Prehire tests and assessments have been around for decades, and have been used to varying degrees across industries. Companies test for mechanical or technical aptitude, personality (emotional stability, extraversion, openness to experience, conscientiousness and agreeableness), and even ethics (shown to dramatically decrease shrinkage among employees). As more and more companies look to make smarter selection decisions, the use of testing and assessment continues to grow, with nearly 50 percent of all companies employing these types of tests and assessments during the recruiting and selection process.

So, what’s innovative in the world of prehire assessments? Although not exactly brand new, the use of online tests coupled with instant scoring is revolutionizing recruiting. In the "old days" candidates would come to your location, fill out a paper application, and hope to see a hiring manager.

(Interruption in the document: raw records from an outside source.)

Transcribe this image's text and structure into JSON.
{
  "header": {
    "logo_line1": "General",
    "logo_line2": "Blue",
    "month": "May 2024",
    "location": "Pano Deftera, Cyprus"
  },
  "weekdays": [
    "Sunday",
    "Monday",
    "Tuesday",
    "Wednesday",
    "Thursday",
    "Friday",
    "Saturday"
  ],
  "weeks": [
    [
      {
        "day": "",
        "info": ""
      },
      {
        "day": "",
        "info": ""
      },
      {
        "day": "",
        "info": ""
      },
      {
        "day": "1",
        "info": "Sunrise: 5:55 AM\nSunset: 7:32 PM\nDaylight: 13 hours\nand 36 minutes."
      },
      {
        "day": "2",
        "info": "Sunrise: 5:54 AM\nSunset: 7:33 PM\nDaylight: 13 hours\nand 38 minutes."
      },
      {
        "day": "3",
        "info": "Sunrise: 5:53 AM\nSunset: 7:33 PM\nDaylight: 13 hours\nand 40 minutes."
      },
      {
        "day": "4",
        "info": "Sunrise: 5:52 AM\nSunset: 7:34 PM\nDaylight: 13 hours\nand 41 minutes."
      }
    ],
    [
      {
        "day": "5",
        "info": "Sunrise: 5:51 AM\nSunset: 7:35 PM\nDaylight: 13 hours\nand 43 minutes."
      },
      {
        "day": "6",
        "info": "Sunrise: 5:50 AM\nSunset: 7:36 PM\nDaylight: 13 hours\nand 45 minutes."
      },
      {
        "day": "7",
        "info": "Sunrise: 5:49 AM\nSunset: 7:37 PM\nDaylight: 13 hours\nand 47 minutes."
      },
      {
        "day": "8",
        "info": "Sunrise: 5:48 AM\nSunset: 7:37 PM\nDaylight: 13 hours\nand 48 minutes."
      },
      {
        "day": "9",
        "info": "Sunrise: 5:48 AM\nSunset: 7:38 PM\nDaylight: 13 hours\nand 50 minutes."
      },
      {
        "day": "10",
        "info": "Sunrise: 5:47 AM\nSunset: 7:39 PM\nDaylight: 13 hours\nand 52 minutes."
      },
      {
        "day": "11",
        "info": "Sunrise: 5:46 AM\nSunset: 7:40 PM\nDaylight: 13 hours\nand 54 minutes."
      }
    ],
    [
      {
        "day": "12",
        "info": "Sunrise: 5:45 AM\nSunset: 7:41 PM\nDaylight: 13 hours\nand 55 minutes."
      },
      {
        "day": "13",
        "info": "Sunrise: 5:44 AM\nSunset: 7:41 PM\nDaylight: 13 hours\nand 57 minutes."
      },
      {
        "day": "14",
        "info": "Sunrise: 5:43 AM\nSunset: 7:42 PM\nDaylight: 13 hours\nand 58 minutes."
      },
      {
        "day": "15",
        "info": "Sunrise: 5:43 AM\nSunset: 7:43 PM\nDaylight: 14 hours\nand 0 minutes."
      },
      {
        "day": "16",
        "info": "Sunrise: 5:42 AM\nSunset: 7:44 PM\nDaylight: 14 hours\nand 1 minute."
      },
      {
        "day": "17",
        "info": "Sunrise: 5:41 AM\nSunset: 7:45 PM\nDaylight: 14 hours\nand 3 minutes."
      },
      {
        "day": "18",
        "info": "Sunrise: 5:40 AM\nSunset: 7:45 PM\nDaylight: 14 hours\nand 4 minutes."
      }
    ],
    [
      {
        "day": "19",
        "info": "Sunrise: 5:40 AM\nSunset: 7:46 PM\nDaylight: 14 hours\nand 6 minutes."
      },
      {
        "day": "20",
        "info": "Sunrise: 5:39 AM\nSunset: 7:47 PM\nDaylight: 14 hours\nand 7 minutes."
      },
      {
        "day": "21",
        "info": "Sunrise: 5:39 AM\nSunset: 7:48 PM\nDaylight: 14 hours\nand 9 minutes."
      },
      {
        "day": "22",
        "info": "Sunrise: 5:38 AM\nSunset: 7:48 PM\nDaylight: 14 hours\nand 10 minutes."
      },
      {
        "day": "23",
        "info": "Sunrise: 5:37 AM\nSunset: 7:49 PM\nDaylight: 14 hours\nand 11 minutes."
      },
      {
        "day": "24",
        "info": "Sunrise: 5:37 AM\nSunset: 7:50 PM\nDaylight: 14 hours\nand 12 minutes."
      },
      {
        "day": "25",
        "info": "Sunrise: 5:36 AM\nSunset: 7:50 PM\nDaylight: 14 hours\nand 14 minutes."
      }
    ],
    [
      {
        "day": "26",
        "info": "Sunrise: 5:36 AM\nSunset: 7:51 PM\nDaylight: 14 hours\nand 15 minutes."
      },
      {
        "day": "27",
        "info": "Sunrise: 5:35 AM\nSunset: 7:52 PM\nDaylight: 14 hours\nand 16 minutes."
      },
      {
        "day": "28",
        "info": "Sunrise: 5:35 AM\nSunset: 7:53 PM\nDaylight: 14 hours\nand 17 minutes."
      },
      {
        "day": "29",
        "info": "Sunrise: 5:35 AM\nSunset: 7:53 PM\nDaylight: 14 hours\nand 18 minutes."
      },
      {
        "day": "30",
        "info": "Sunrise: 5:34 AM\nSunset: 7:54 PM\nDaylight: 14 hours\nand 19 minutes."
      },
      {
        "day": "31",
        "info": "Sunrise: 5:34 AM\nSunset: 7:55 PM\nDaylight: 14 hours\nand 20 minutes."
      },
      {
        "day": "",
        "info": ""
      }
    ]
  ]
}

A paper and pencil assessment filled out by the applicant would be sent to a testing vendor for scoring and interpretation, and then mailed back to the company for use in their hiring decision. Days and weeks could go by before a hiring decision could be made.

Today, candidates have as many ways of contacting you as your customers do. The use of IVR (interactive voice response), kiosks, PDAs and of course the Internet have changed the ways customers communicate and provide feedback to you, why not provide the same opportunities to applicants and candidates? By moving selection online, companies can streamline the entire process, from job application to pre-employment testing to behavioral interviews to making the formal job offer.

Picture this: a candidate visits your Web site and notices there are current job openings. After reading about the qualifications, she completes an online job application. Because the application contains "vetting questions", an immediate decision is made to pass her to the next step, an assessment battery that combines a personality test from one supplier and skills-based test from another. As scoring on these assessments is done immediately, predetermined selection decision rules dictate that the applicant can now schedule an appointment with the hiring manager.

A screen displays the locations and times available for an in-person interview, the applicant schedules their time and an e-mail notification is sent to the appropriate hiring staff. The applicant comes in for their in-person behavioral interview, with all their responses entered into the talent management system. Once the personal interview(s) have been conducted, all the applicants’ information is displayed together, making the selection decision a simpler one. Not a decision made on gut feel, but a decision based on facts and data. Not only does technology provide substantial savings in dollars, people and time, candidates prefer an online process

Employees believe that companies that test or assess their job candidates care more about a quality work environment than companies that don’t (nearly 6 in 10 employees agree). Since these applicants are in most cases current or future customers, the recruiting process can have an impact on their future buying decisions as well.

Perhaps more than other industries, hospitality counts on the connections that are made between employees and the customers they serve. Owners and managers would be well served to ensure this connection through the increased use of valid prehire online tests and assessments. Why would you ever want to hire a sure fire?